Even without the current predicament, links between SG liaisons and trustees are not robust. Liaisons only attend meetings of the Trustee Committee on Student and Campus Life—one of 12—which typically meets just three times a year. Moreover, while the liaisons are encouraged to voice their opinions at the meetings, the topics of discussion are determined beforehand by trustees and Vice President Kim Goff-Crews’s office. The representative has no vote, no say in the meeting agenda, no opportunity to raise new issues if needed, and no access to the other 11 Board committees.
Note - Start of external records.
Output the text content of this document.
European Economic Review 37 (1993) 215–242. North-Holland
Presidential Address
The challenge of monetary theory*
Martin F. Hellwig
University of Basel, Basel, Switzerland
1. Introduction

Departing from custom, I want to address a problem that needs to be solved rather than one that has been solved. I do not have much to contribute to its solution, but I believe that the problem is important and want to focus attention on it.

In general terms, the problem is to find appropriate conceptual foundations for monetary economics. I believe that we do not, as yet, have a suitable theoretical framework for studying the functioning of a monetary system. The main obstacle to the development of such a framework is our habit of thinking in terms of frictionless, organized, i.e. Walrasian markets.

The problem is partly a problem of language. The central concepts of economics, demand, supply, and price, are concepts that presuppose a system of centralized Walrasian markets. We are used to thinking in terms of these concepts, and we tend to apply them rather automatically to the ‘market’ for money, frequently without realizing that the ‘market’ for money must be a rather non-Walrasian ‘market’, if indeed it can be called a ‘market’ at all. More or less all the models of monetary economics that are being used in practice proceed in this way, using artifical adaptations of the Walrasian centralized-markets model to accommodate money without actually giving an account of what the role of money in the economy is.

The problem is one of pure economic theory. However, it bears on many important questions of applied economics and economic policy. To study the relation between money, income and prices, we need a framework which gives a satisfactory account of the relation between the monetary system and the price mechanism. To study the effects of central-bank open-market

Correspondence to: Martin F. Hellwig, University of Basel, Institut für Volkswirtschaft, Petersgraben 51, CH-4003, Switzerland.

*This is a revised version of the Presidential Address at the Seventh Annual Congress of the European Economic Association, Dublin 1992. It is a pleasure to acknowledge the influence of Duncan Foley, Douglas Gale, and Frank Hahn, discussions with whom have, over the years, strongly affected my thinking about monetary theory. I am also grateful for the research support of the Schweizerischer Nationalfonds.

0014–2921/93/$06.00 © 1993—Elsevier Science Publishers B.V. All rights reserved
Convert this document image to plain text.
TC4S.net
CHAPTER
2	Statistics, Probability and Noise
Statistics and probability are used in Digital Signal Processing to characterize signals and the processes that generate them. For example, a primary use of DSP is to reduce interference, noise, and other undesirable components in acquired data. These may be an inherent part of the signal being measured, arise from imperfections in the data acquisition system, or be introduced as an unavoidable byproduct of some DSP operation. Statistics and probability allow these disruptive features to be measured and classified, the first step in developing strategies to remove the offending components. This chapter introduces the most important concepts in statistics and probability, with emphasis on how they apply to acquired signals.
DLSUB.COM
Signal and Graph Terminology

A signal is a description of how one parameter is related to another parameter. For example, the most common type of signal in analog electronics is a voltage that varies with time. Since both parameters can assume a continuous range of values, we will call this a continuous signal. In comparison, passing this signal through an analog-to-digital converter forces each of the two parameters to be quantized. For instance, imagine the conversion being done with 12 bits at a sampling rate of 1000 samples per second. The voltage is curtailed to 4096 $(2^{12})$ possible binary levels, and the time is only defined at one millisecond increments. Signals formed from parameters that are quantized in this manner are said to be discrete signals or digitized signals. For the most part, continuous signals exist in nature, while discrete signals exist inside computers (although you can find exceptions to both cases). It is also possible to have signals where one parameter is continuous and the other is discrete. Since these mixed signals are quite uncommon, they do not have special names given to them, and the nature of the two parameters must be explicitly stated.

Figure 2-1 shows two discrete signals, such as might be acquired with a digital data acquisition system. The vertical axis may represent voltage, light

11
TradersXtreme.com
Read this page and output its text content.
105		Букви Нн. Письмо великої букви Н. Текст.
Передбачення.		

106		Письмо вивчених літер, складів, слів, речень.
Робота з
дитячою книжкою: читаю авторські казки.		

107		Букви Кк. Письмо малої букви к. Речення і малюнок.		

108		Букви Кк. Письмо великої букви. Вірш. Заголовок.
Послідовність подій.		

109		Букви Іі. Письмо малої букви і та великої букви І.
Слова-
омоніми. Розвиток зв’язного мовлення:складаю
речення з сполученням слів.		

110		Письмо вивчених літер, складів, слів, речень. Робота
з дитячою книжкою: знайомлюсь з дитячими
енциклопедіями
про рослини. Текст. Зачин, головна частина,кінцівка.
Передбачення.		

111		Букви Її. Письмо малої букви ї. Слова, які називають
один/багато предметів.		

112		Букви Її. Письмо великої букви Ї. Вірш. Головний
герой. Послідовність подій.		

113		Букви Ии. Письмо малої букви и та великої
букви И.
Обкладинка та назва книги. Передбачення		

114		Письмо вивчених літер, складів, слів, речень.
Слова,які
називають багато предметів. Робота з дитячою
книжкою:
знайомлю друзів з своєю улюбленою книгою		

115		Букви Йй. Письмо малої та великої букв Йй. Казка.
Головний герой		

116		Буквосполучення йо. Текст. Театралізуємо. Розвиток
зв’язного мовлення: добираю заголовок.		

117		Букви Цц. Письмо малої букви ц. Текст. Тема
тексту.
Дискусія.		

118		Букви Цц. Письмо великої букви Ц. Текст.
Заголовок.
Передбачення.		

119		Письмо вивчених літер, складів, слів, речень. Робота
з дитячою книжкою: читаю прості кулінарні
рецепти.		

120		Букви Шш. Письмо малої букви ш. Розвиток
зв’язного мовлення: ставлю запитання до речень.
The policy towards proxies logically enforces trustee commitment to the Board, who might otherwise constantly appoint proxies and not attend meetings for years. For a student representative with an arguably limited term, the proxy issue works counter to students’ abilities to maintain representation with the trustees. The liaisons’ challenging job of representing students before the trustees, in the case at issue, is only made more difficult by the no-proxy policy. Bonni, a Ph.D. candidate in Anthropology, will miss the March 4 meeting of the committee due to research commitments abroad. Because no proxies are allowed, he has chosen to resign from his position so that a new liaison can attend. SG officers have decided to forego a general election and have appointed a representative.

The no-proxy policy is intended to encourage a closer bond between trustees and student liaisons. But if proxies were admitted, Bonni would have been able to resume his duties in the spring, and a graduate student representative would still have attended all committee meetings. Given these facts, it seems that allowing liaisons to send proxies in some cases would help to better achieve the goals of adequate student representation and strengthening relationships between trustees and students.

Given the tenuous relationship between student reps and trustees, it is of the utmost importance that the attendance policies of board meetings, however well-intentioned, actually serve the purpose for which they were designed. That means that in special circumstances, liaison proxies should be admitted. Further, strict adherence to the proxy rule reinforces the built-in challenges for student representation on the Board.

— The Maroon Editorial Board consists of the Editor-in-Chief, Editor-in-Chief elect, Viewpoints Editors, and three Editorial Board members.